My dove, my perfect one, is the only one; she is the only one of her mother, she is the favorite one of her that bore her. The daughters saw her, and blessed her; yea, the queens and the concubines, and they praised her.
All Commentaries on Song of Songs 6:9 Go To Song of Songs 6
Augustine of Hippo
AD 430
“For as regards the fact that to preserve the figure of unity the Lord gave the power to Peter that whatsoever he should loose on earth should be loosed,” it is clear that that unity is also described as one dove without fault.

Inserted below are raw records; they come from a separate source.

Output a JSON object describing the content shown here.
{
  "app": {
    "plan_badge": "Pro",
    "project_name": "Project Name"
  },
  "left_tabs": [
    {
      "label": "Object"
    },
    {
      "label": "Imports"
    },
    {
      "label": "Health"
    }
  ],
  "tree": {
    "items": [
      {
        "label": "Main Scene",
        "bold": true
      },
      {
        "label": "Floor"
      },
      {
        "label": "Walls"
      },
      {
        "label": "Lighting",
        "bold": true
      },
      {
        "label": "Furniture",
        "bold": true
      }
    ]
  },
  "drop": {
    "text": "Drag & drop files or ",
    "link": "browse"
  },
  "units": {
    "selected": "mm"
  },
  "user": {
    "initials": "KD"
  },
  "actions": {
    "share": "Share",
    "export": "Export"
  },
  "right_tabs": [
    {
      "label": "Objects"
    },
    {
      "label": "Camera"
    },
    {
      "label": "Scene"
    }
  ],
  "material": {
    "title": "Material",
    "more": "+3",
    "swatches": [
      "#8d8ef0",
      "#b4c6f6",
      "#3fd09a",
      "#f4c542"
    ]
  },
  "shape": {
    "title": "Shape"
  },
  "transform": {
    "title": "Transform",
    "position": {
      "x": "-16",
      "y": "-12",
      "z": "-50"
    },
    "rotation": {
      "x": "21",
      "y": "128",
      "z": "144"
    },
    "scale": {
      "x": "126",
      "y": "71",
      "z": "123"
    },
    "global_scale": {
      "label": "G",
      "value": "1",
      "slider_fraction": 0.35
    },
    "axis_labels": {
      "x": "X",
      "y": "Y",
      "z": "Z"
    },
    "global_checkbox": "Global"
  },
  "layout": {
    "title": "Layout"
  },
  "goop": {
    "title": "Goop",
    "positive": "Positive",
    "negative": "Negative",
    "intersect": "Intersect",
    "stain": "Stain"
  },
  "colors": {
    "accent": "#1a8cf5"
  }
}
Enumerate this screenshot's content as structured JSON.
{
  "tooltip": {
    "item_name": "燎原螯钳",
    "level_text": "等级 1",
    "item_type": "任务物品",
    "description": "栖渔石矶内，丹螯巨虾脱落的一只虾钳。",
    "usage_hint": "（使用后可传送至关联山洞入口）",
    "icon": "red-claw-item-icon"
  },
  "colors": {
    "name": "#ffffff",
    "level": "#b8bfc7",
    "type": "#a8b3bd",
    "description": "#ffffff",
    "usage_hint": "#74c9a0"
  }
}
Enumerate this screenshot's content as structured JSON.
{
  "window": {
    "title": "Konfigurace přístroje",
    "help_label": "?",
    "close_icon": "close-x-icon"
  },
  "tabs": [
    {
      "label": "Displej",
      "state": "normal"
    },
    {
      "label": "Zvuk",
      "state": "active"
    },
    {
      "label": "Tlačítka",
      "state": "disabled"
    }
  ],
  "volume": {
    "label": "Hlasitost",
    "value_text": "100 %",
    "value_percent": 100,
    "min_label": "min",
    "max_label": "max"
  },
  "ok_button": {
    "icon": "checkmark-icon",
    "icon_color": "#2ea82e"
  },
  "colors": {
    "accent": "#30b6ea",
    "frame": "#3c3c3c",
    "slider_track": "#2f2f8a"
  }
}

Can it be said, then, that to this same dove belong all those greedy ones, whose existence in the same Catholic church Cyprian himself so grievously bewailed? For birds of prey, I believe, cannot be called doves, but rather hawks. How then did they baptize those who used to plunder estates by treacherous deceit and increase their profits by compound usury, if baptism is only given by that indivisible and chaste and perfect dove, that unity which can only be understood as existing among the good? Is it possible that, by the prayers of the saints who are spiritual within the church, as though by the frequent lamentations of the dove, a great sacrament is dispensed, with a secret administration of the mercy of God? [Thus] their sins also are loosed who are baptized, not by the dove but by the hawk, if they come to that sacrament in the peace of Catholic unity.